Lo so, lo so: con ogni probabilità vi sarete stupiti per il fatto che la nuova fatica di
Ihsahn non sia stata inserita nei Top Album, così come avrete già notato il voto tutt’altro che astronomico ad essa appioppato. Vi assicuro che non è stato facile maturare una simile decisione per il sottoscritto, cresciuto divorando i primi cd degli
Emperor (il sublime
Anthems to the Welkin at Dusk rimane, a tutt’oggi, il mio album black metal preferito) e accanito sostenitore del genio di Notodden. Tuttavia, valutando con distacco critico il suo quinto solo album, non ho potuto fare a meno di inserirlo nell’ampio (e triste) catalogo nominato “cocenti delusioni partorite dai propri idoli musicali”.
Il titolo
Das Seelenbrechen (credo la traduzione sia grosso modo “ciò (o colui) che spezza l'anima”, ma non scommettete mai sul mio tedesco), attinge ispirazione da un aforisma di Nietzsche, secondo cui l’arte, nella sua forma più pura, non è buona né cattiva, ma solo arte, per l’appunto. Pur dichiarandomi d’accordo col baffuto filosofo, mi permetto di postillare che l’arte, per quanto incontaminata, può comunque risultare tediosa. Purtroppo, è esattamente questo il difetto che affligge l’ultimo parto di
Vegard Sverre Tveitan.
A livello puramente teorico, l’evoluzione sonora intrapresa da
Ihsahn non fa una piega: dopo aver forgiato un geniale ibrido di black, avant-garde, jazz e prog, questi decide di destrutturarlo, utilizzando le medesime influenze e sonorità ma convogliandole in composizioni che rifuggono sdegnosamente ogni catalogazione, ogni velleità di adesione a un canone precostituito, ma soprattutto ogni organicità. Parola d’ordine: improvvisazione. Il norvegese ha calcato molto, in sede di presentazione del disco, sull’assoluta libertà che ha contraddistinto il suo approccio al songwriting.

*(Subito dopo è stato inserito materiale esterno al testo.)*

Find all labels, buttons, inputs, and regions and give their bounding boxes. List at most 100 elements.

A livello pratico, tuttavia, il pur apprezzabile afflato sperimentale non conduce agli esiti sperati, dando vita a pezzi spesso e volentieri ingarbugliati, eccessivamente criptici, davvero di scarsa fruizione. Allo stesso modo, l’esperienza complessiva risulta a dir poco frammentaria: l’album è brutalmente disomogeneo, le canzoni paiono del tutto slegate l’una dall’altra, e poche di esse sono in grado di lasciare il segno.
Collegandomi a ciò, segnalo che il platter spara subito le cartucce migliori, alimentando nell’ascoltatore un ottimismo che si rivelerà illusorio:
Hiber ricorda da vicino le atmosfere dell’ottimo predecessore (
Eremita, 2012) grazie agli splendidi arrangiamenti e alle inquietanti atmosfere. La successiva
Regen, dal canto suo, ha saputo estasiarmi: dopo un incipit insolitamente soft (in cui voce pulita e pianoforte dipingono nostalgici scenari), il pezzo prorompe in un crescendo da brividi, fra maestosi cori e guitar solos. Regina indiscussa del platter, a mio avviso.
Dopodiché… cominciano i dolori:
NaCi si sostanzia in un prog rock gradevole ma poco incisivo, mentre ho trovato addirittura stucchevoli (mai avrei creduto di utilizzare simile aggettivo in questa sede!) le melodie alla
Depeche Mode di
Pulse.
La seconda metà dell’album, poi, fa ancora peggio, rivelandosi un autentico pastrocchio senza capo né coda: spoken word, rumorismo alla
John Zorn, parentesi introspettive azzoppate dall’eccessiva ripetitività, pretenziose digressioni free jazz… Si salva giusto la fase conclusiva di
M, che sfoggia un bell’assolo gilmouriano e un coro che sembra provenire da
The Division Bell dei
Pink Floyd.
Tutto il resto, come cantava il compianto Califfo, è noia.
Di tempo, a questo disco, ne ho concesso eccome, ma la sua imperforabile corazza di spocchioso astrattismo mi ha letteralmente lasciato alla porta, al freddo. Forse sarò limitato io, ma per la prima volta un’opera partorita da
Ihsahn mi ha lasciato indifferente e distaccato.
La dura verità è che, in questo 2013, potrete trovare album che meritano la vostra (e la mia) attenzione più di
Das Seelenbrechen… per quanto mi costi ammetterlo.